These data reflect a crisis in civic society that has not been met by an appropriate or proportional institutional response. When citizenship education was first formally drafted for introduction as a curriculum subject in 1998, Sir Bernard Crick - the 'father' of the subject - declared: 'We aim at no less than a change in the political culture of this country both nationally and locally, for people to think of themselves as active citizens, willing, able and equipped to have an influence in public life and with the critical capacities to weigh evidence before speaking and acting'. The evidence shows that this remains nothing more than an 'aim'. The success of citizenship education in the UK has waned dramatically since 2010; it is now a limited key stage 3/4 subject with confusing definitions, diverse delivery, a lack of trained specialists and weak national endorsement as a curriculum subject.

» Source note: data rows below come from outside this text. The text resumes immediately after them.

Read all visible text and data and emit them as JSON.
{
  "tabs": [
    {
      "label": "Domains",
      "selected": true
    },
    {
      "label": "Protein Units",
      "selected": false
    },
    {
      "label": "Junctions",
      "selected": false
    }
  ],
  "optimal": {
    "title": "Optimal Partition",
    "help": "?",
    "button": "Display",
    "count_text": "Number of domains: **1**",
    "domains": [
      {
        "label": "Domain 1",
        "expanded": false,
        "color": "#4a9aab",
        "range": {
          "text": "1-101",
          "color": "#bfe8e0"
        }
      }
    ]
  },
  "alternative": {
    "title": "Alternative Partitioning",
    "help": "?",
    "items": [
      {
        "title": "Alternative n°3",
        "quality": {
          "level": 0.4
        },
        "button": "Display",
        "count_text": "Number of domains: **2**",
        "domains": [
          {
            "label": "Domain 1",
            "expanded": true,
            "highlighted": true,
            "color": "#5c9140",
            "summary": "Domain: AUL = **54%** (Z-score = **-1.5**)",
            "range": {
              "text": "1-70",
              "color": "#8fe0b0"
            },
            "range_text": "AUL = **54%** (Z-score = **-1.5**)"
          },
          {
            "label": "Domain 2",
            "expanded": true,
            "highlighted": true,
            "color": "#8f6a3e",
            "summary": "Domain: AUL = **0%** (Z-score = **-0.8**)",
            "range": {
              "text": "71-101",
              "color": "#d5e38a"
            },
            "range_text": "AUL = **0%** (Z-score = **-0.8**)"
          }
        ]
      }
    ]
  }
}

A study conducted by the Crick Centre (University of Sheffield) in 2016 worked with 110 teachers from more than 60 schools across England and Wales, and found that a) there is not a shared understanding of citizenship and the purpose of citizenship education; b) there is a distinct gap between academic work on good pedagogy for citizenship education and classroom practice due to an absence of in-service and pre-service teacher training opportunities; c) citizenship education continues to be sorely neglected and/or ignored in state secondary schools and national education policy; d) where citizenship is taught, it is delivered with inward looking political conceptions of 'good' rather than 'active' citizenship (Weinberg & Flinders, forthcoming).
These findings support additional research into external government-led schemes such as the NCS (Mills & Waites, 2017). Across institutional and extra-curricular education, there is an overwhelming focus on the soft social, emotional and non-cognitive skills such as relationships, budgeting, and healthcare. Whilst these are important for individual wellbeing and a sense of responsibility to oneself, they do not enhance the political literacy and participatory mindset of young people that is needed to cultivate active and engaged citizenship.
It is in this context that elected and advisory members of the All-Party Parliamentary Group for Democratic Participation welcome a renewed commitment to citizenship education, voiced in particular by Minister for the Constitution, Chris Skidmore MP. Our democracy is best protected when citizens are equipped with the skills to engage with and challenge political processes and outcomes, and this commitment marks a step in the right direction towards that goal.
Today the APPG announces that it will be forming the Political Literacy Oversight Group to evaluate new attempts to improve citizenship education and political literacy by the Minister. This will be done in the knowledge that neither endeavour should be about politicising young people, but rather endowing them - as the inheritors of this country - with the desire and ability to actively engage with, and shape, a rapidly changing Britain.